If coworkers go to lunch in a cafeteria, join them. Conversation there will be more enlightening about work and the company than any meeting or conference. If coworkers go out to eat together, join them if money is not a concern. If money is a consideration, join them at least once per week. It is OK to bring lunch, just do not eat it by yourself at your desk. East with those who are at your level in the workplace or above (I know this sounds awful and snobbish but follow it anyway).


Many articles have been written about what to work – including several by this author. Dress professionally. Look to those of the same gender one or two management levels above you. Do not dress to fit in with your peers. See who is admired and viewed as being on the fast track. Dress similarly but not identically to them.


Everyone is going to what to know everything about your personal life: your spouse, kids, boy or girl friend, hobbies, college, etc. The less you tell about yourself the better. You have a clean slate. Use that clean slate to build a great story about you as a business professional on the way up.

Work Space.

Whether assigned a desk on the floor, a cubicle or an office, the work space speaks volumes about the worker. Keep it clear of clutter, neat and professional. Nothing cute. Nothing that evokes bad habits or wilder days in the past. Keep that for home. The office should tell everyone that you are efficient, serious and at the office to work.

Fitness Center.

If the office has a fitness center, use it. Similar to the cafeteria, there is some great networking about the office in the fitness center. Ideally you want to go before working hours or after working hours – and not during lunch. People of all levels are friendlier and let their guards down while working out and in the locker room.

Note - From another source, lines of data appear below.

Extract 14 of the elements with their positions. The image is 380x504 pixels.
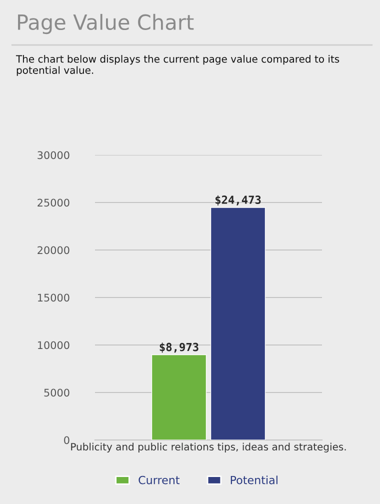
y-tick-label: 15000	[38, 294, 70, 302]
y-tick-label: 5000	[44, 388, 70, 397]
legend-label: Potential	[230, 476, 278, 484]
y-tick-label: 30000	[38, 151, 70, 160]
x-tick-label: Publicity and public relations tips, ideas and strategies.	[71, 442, 346, 452]
y-tick-label: 0	[64, 436, 70, 444]
legend-label: Current	[138, 476, 180, 484]
data-label: $8,973	[160, 342, 198, 353]
data-label: $24,473	[215, 195, 261, 206]
chart-subtitle: The chart below displays the current page value compared to its potential value.	[16, 55, 340, 76]
y-tick-label: 10000	[38, 341, 70, 350]
chart-title: Page Value Chart	[18, 14, 194, 34]
y-tick-label: 20000	[38, 246, 70, 254]
y-tick-label: 25000	[38, 198, 70, 207]
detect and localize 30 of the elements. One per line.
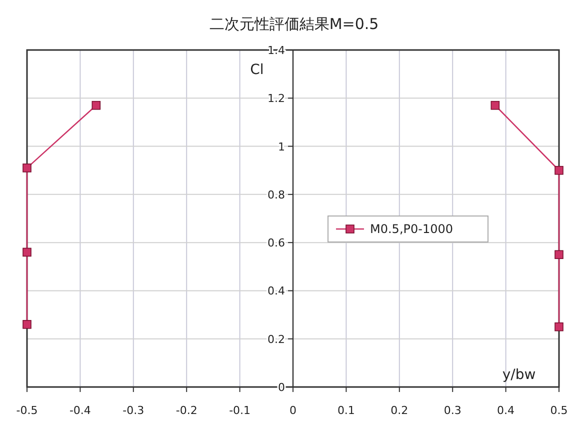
y-tick-label: 0.2 <box>268 332 285 346</box>
x-tick-label: -0.4 <box>69 404 91 417</box>
y-tick-label: 1 <box>278 140 285 154</box>
point <box>22 320 32 329</box>
legend-label: M0.5,P0-1000 <box>370 222 453 236</box>
y-tick-label: 0.4 <box>268 284 285 298</box>
y-tick-label: 1.2 <box>268 92 285 106</box>
x-tick-label: 0.5 <box>550 404 568 417</box>
x-tick-label: -0.1 <box>229 404 251 417</box>
y-tick-label: 0.8 <box>268 188 285 202</box>
chart-title: 二次元性評価結果M=0.5 <box>209 15 379 33</box>
x-tick-label: 0.3 <box>444 404 462 417</box>
point <box>22 164 32 172</box>
point <box>554 166 564 175</box>
x-axis-title: y/bw <box>502 367 536 383</box>
x-tick-label: 0 <box>290 404 296 417</box>
point <box>554 322 564 332</box>
x-tick-label: -0.2 <box>176 404 198 417</box>
point <box>92 100 101 110</box>
y-tick-label: 0.6 <box>268 236 285 250</box>
point <box>490 100 500 110</box>
legend: M0.5,P0-1000 <box>328 216 488 242</box>
x-tick-label: 0.1 <box>337 404 355 417</box>
x-tick-label: -0.5 <box>16 404 38 417</box>
x-tick-label: -0.3 <box>122 404 144 417</box>
point <box>22 248 32 257</box>
point <box>554 250 564 260</box>
x-tick-label: 0.2 <box>390 404 408 417</box>
x-tick-label: 0.4 <box>497 404 515 417</box>
y-axis-title: Cl <box>250 62 264 78</box>
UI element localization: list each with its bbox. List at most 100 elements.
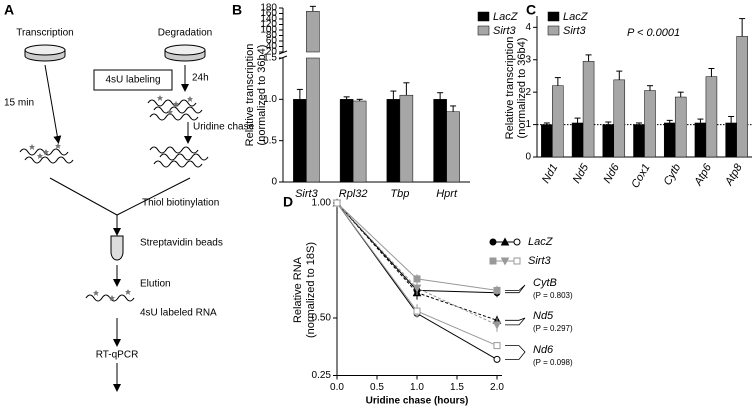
x-tick-label: 0.5 xyxy=(370,382,384,393)
gene-label: CytB xyxy=(533,277,557,289)
p-value: P < 0.0001 xyxy=(627,27,680,39)
rna xyxy=(85,289,135,302)
x-tick-label: 1.5 xyxy=(450,382,464,393)
bar xyxy=(339,99,354,183)
bracket xyxy=(505,345,526,360)
x-tick-label: Nd6 xyxy=(601,161,622,185)
connector xyxy=(49,177,191,216)
p-value: (P = 0.098) xyxy=(533,358,573,367)
bar xyxy=(633,124,645,158)
x-tick-label: 1.0 xyxy=(410,382,424,393)
y-tick-label: 20 xyxy=(266,47,278,58)
bar xyxy=(725,122,737,158)
label: Streptavidin beads xyxy=(140,238,223,249)
y-tick-label: 80 xyxy=(266,30,278,41)
rna xyxy=(19,143,74,164)
legend-label: Sirt3 xyxy=(493,25,517,37)
bar xyxy=(306,57,320,183)
marker xyxy=(489,238,497,246)
bar xyxy=(582,61,595,158)
label: 15 min xyxy=(4,98,34,109)
x-tick-label: Nd5 xyxy=(571,161,592,185)
legend-swatch xyxy=(477,25,490,36)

Professional Organizations.

Find out what the most popular and powerful professional organizations are for your function at your company. Ideally the organization will not be overpopulated with people from your company. The goal is to expand professionally beyond your company but within your geographic area.

Out of Hours Activities.

Out of hours activities range from softball to bowling to drinking at a local watering hole. Similar to attire, see what those one to two levels of management up get involved in. Also see what those identified as “on the fast track” do after hours. In all likelihood these people work later at the office rather than engage in any of these above noted after hours activities. Unlike lunch and the fitness center, these activities are usually of limited value in the work place.

Days Off.

Even in the unlikely event that you are allowed vacation days during the first thirty days, do not take them. No matter what. Do not take any sick days either. Become a fixture at the office from day one.

The End of the Work Day.

Observe when others leave. Consider their responsibilities and management levels. No matter what, stay a little later than your peers. First of all, your supervisor may need something. Everyone else will be gone and she will know she can count on you. Secondly, there is a tendency of more senior business leaders to observe who leaves when. Staying later than others puts your face in the category of those who “are committed”. Make sure they quickly tie that face with a name. Do not pull all nighters. If you need to pull all nighters just to get on board with a new job, your supervisor will question what you will need to do when a real crisis hits and extra hours a required to deliver the big project.


Outside of the office, read everything you can find about: the company, the leadership, the market, the competition, the products and anything else in professional journals to keep you at least one step ahead of your peers in the office. You will quickly be viewed as an indispensable expert.

New jobs are a challenge to anyone whether young or older, experienced or freshly minted MBA. What one does in the new office environment during the first thirty days sets the tone for the entire time in that office and with that company. While there is no easy road to success, following these points will go a long way to creating the image that supervisors and senior executives look for to identify those on the “fast track” to promotion, more responsibility and increased compensation.